Search graduate:

Relika Kala

  • Faculty of Art and Culture
  • Cultural Heritage and Conservation
  • BA
  • Ambrotypes in Estonian Museums. Conservation of Ambrotype in European Housing
  • Tutor: Grete Ots (MA), Merilis Roosalu (MA)

Ambrotypes are a slightly underexposed negative image on a glass, which appears positive when placed against a dark background.

An integral part of ambrotypes is their housing, which protects the glass substrate and the image on it. It also helps to make the photo meet the aesthetic expectations of the 19th century. The two most common formats were North American and European, which were taken from earlier daguerreotypes.

  • The 1860s are considered to be the glory days of ambrotypes in Estonia, which is a relatively late period compared to the rest of Europe.
  • Although ambrotypes were widespread from 1850 to 1870, only 18 ambrotypes were identified from the collections of Estonian museums during the documentation referred to in the bachelor’s thesis.
  • 15 ambrotypes in Estonian museums have a European housing, three have no housing at all.
  • Of the ambrotypes found in Estonian museum collections, the name of the photographer is known in only five cases.

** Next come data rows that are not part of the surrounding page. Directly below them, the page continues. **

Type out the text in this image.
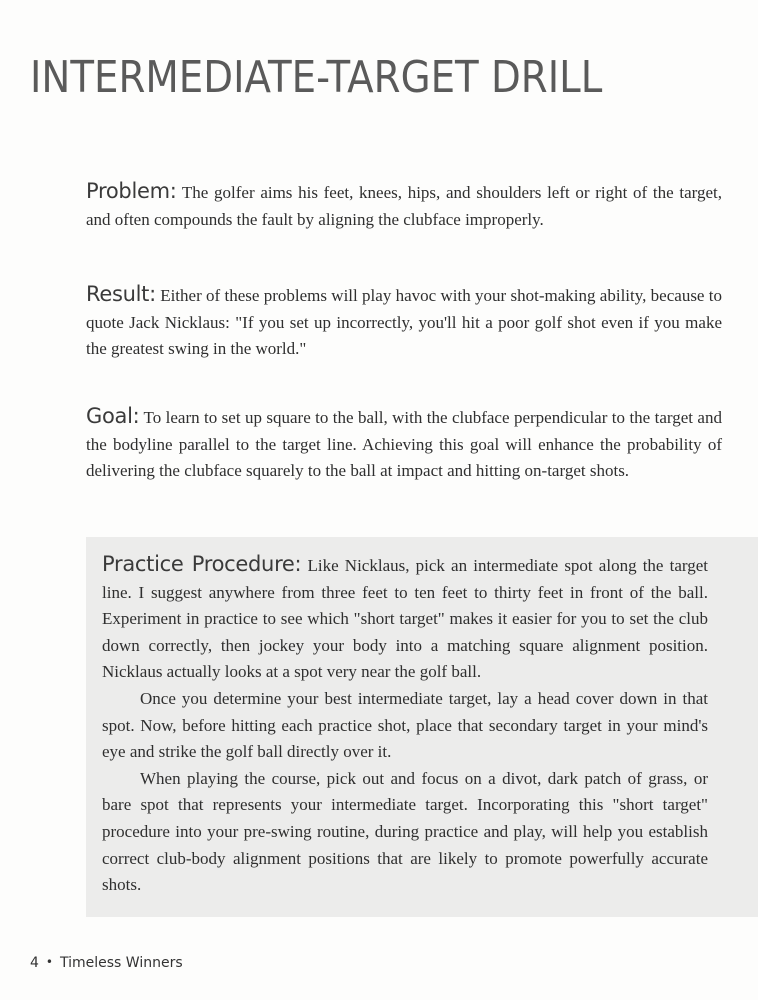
INTERMEDIATE-TARGET DRILL

Problem: The golfer aims his feet, knees, hips, and shoulders left or right of the target, and often compounds the fault by aligning the clubface improperly.

Result: Either of these problems will play havoc with your shot-making ability, because to quote Jack Nicklaus: "If you set up incorrectly, you'll hit a poor golf shot even if you make the greatest swing in the world."

Goal: To learn to set up square to the ball, with the clubface perpendicular to the target and the bodyline parallel to the target line. Achieving this goal will enhance the probability of delivering the clubface squarely to the ball at impact and hitting on-target shots.

Practice Procedure: Like Nicklaus, pick an intermediate spot along the target line. I suggest anywhere from three feet to ten feet to thirty feet in front of the ball. Experiment in practice to see which "short target" makes it easier for you to set the club down correctly, then jockey your body into a matching square alignment position. Nicklaus actually looks at a spot very near the golf ball.

Once you determine your best intermediate target, lay a head cover down in that spot. Now, before hitting each practice shot, place that secondary target in your mind's eye and strike the golf ball directly over it.

When playing the course, pick out and focus on a divot, dark patch of grass, or bare spot that represents your intermediate target. Incorporating this "short target" procedure into your pre-swing routine, during practice and play, will help you establish correct club-body alignment positions that are likely to promote powerfully accurate shots.

4 • Timeless Winners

Ambrotype before conservation. Photo: Conservation and Digitisation Centre Kanut
Ambrotype after conservation. Photo: Conservation and Digitisation Centre Kanut


Four teachers from Kuressaare have been recorded on the ambrotype to be conserved. The photo was probably taken between 1854 and 1858, because at that time at least three of the four men in the photo were in Saaremaa at the same time. The author is unknown. The ambrotype is placed in a European housing and is very small in size: 6.9 cm x 7.9 cm x 0.3 cm.

Conservation works performed:

  1. opening the housing layers
  2. removing the paper seal from the cover glass
  3. removing mold from photo
  4. building an internal protective housing
  5. reclosing the housing layers
Ambrotype layers after conservation.